When I'm not working on my second non-Battletech novel, I have been working on rewriting a story that went through the workshop and was battered around a bit. So, I've been tearing the story apart, and rewriting large chunks of it. I've learned a few things from these sort of rewrites;
First, I hate them. I realize long ago that I am not a "one take" writer, one who gets the story down perfect first time. I need to get the story down on paper, then go back and rewrite. But when someone other than me points out things I couldn't see I really hate doing it. But it has to be done --- if you don't want to rewrite, then you will never make it as an author. So, I do them....
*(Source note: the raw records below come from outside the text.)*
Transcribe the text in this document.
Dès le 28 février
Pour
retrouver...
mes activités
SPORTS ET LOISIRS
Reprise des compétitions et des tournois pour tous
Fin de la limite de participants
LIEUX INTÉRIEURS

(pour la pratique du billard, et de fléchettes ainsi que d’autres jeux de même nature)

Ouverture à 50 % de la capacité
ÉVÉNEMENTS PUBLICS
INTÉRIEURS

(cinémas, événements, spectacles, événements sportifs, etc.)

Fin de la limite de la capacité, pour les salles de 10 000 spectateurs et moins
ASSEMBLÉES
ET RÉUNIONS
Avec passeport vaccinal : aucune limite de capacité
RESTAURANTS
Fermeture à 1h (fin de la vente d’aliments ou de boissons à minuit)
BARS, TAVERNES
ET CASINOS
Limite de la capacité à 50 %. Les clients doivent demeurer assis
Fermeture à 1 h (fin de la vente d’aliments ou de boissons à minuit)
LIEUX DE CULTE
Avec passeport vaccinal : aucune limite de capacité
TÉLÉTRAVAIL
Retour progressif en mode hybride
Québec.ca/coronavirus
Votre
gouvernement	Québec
Second, I need a thick skin. Any author who wants to write professionally has to develop one. Reading criticism is subjective, but with the workgroup, it's also honest criticism which I can't dismiss out of hand. I have to take it seriously. Now, I may accept it or reject it, but I must at least look at it and decide how much of it to take. I am taking a lot of it this time around.
Third, Rewriting allows me the chance to make the story better. Guided by the criticism, I can add here, cut there, trim this conversation, add a scene. The challenge is going to be keeping it the same length. Right now, it's 500 words longer than the one I sent to the workgroup, so if it's still over my target length, I need to go back and trim it some more.
Rewriting isn't a skill that can be learned other than doing it. and successful writers will do it all the time. I don't have to like it, I have to do it.